Once settled in the town, the cliffs were alive with the chatter of more Western Rock Nuthatch, as well as Blue Rock Thrush – these were the all-blue pandoo subspecies, which I never managed to catch up with in Korea (as opposed to the resident philippensis rusty-bellied variety).

Over the Myrtoan Sea, flyby Eurasian Shag and Yellow-legged Gulls.


October 15

Wood Lark and Sardinian Warbler heard at dawn. Never caught up with the former, but did manage to spot one of the latter at the top of the cliffs in the ‘old town’ section of Monemvasia towards dusk. Always fun to meet a new Sylvia warbler! Got good looks at the striking red eye through the bins, but the bird proved tricky to nail down with my knackered bridge camera.

Also up top were a dozen Eurasian Crag-Martin, a few Common Raven, and a Common Buzzard hovering over the cliffs, fully backlit (I thought it was something more exotic at first - felt bulky in the field with long 'fingers' - I was thinking Short-toed Snake Eagle. Some folks on an ID group were thinking Long-Legged Buzzard, Bonelli's Eagle, or Booted Eagle, but the majority went for Common Buzzard...).

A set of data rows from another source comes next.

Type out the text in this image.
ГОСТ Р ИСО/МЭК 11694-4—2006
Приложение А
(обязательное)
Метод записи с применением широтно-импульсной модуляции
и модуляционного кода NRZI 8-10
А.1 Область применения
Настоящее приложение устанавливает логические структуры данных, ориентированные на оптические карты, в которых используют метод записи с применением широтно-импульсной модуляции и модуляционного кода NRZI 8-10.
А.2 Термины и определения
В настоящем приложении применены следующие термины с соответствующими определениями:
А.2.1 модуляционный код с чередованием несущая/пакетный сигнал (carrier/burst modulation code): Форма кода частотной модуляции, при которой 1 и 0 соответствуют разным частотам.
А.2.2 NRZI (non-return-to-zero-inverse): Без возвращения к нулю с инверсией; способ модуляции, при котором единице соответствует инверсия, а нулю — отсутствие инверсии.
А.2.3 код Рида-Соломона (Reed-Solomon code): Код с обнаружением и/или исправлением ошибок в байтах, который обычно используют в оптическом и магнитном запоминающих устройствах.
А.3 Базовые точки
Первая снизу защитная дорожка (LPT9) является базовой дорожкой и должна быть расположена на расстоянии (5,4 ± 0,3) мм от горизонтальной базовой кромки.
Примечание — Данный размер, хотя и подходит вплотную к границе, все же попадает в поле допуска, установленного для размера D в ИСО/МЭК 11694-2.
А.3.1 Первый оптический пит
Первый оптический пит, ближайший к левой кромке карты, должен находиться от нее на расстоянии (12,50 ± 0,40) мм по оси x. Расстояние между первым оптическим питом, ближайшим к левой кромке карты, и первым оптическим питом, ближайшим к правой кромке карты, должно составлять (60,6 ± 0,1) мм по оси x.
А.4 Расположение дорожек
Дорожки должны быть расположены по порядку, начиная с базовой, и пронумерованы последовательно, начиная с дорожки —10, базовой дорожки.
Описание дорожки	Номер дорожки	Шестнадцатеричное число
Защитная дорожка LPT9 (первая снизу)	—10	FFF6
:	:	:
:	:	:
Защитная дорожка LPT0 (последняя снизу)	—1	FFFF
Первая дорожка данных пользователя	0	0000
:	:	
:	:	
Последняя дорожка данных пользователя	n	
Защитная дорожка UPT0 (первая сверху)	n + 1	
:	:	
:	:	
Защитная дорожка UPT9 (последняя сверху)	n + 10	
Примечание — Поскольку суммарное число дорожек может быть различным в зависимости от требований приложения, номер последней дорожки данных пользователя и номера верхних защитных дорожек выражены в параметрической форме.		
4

Had quick views of a falcon zipping over the seaside cliffs near the upper old town. What struck me in the field was the pointy, elongated feel of the overall silhouette – the wings were long and slim (compared to a Peregrine), as was the tail. I’m thinking this was most likely an Eleonora’s Falcon, and I’m gutted not to have gotten better looks.

Brief looks at a Sparrowhawk over the same cliffs (Eurasian? Levant?).